The most successful lenders are not replacing human judgement with AI; they are pairing it with human oversight. The future underwriter is not made redundant — the role is elevated.
AI becomes a co-pilot that handles the mechanical work and surfaces patterns no human could hold in mind at once, while the credit professional brings context, sector knowledge and the judgement to interpret what the model cannot. The best outcomes will come not from automation alone, nor from human intuition alone, but from the two working together — faster, smarter and more responsible decisions than either could reach on its own.
That balance has to be built deliberately. Several realities demand attention:
- Data quality and governance: A model is only as sound as the data beneath it. Banks must invest in clean data infrastructure and clear governance before they trust an algorithm with a credit decision.
- Explainability and fair lending: An underwriting model that cannot explain why it declined an applicant is a regulatory and reputational liability. As decisions are automated, we must guard against models that quietly encode bias by gender, geography or occupation.
- Cybersecurity and fraud: The same intelligence that detects fraud can be turned against the lender. Stronger digital lending controls must advance in step with AI adoption.

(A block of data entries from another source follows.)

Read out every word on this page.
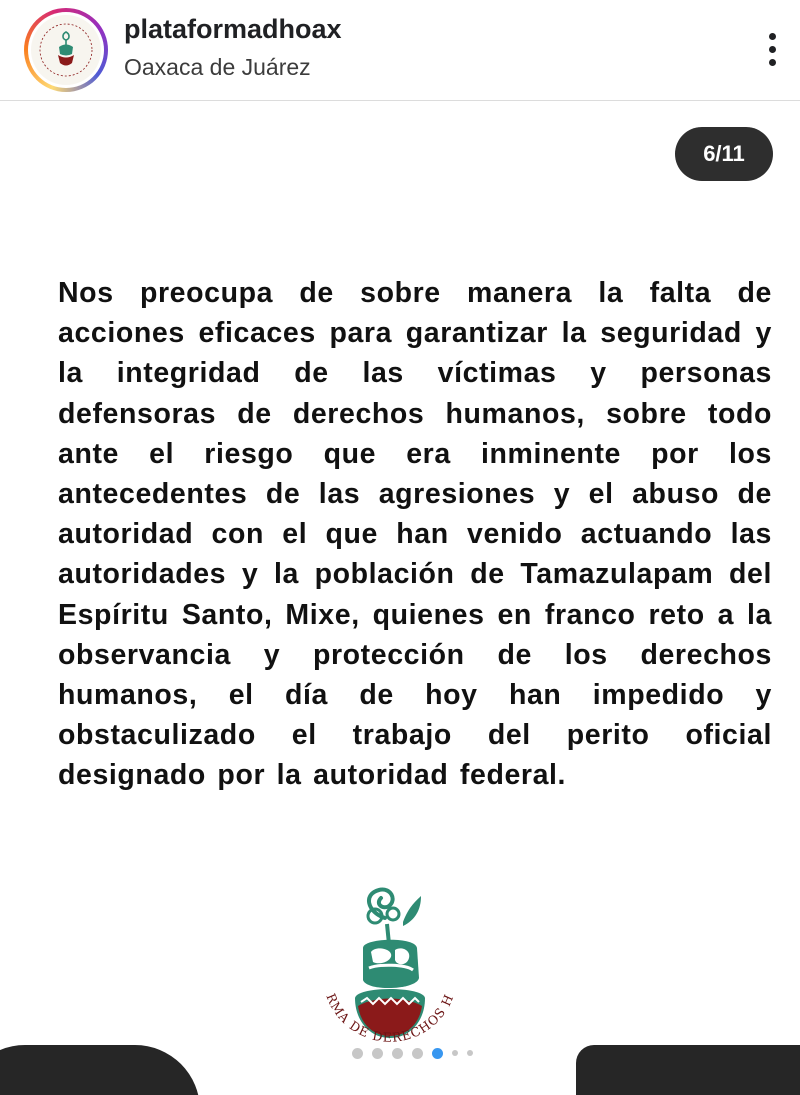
plataformadhoax
Oaxaca de Juárez
6/11
Nos preocupa de sobre manera la falta de acciones eficaces para garantizar la seguridad y la integridad de las víctimas y personas defensoras de derechos humanos, sobre todo ante el riesgo que era inminente por los antecedentes de las agresiones y el abuso de autoridad con el que han venido actuando las autoridades y la población de Tamazulapam del Espíritu Santo, Mixe, quienes en franco reto a la observancia y protección de los derechos humanos, el día de hoy han impedido y obstaculizado el trabajo del perito oficial designado por la autoridad federal.
RMA DE DERECHOS H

- Regulatory readiness: Bangladesh Bank and the wider ecosystem will need clear expectations on ethical AI, model risk and consumer protection — and the country’s emerging data protection regime will shape what data lenders may use and how.
- Human oversight: For any material decision, a human must remain accountable. Automation should widen access to credit, not remove responsibility for it.
The road ahead
The winning formula is not AI for its own sake. The future of lending will belong to the institutions that strike the right balance between automation, risk management, governance and customer trust. Master that combination and you will not simply approve loans faster; you will lend to people and businesses that were previously unreachable while managing risk more intelligently than manual processes ever allowed.
For that, our sector must invest as much in people as in platforms — in data literacy, risk thinking, AI awareness and adaptability among a generation of banking professionals who will supervise these systems.
The goal was never to approve loans faster for its own sake. In my view, AI’s greatest impact in lending is not just quicker approvals — it is enabling lenders to make better decisions at scale while maintaining strong risk controls. It is a chance to enable opportunity while managing risk responsibly, and to look, at last, beyond the balance sheet.
The future of underwriting is intelligent and inclusive. For Bangladesh, that future is not a distant prospect. It starts now.
The author is an assistant general manager for credit risk management at IDLC Finance PLC with more than 17 years of experience in corporate and SME lending. Views expressed in the article are solely those of the author.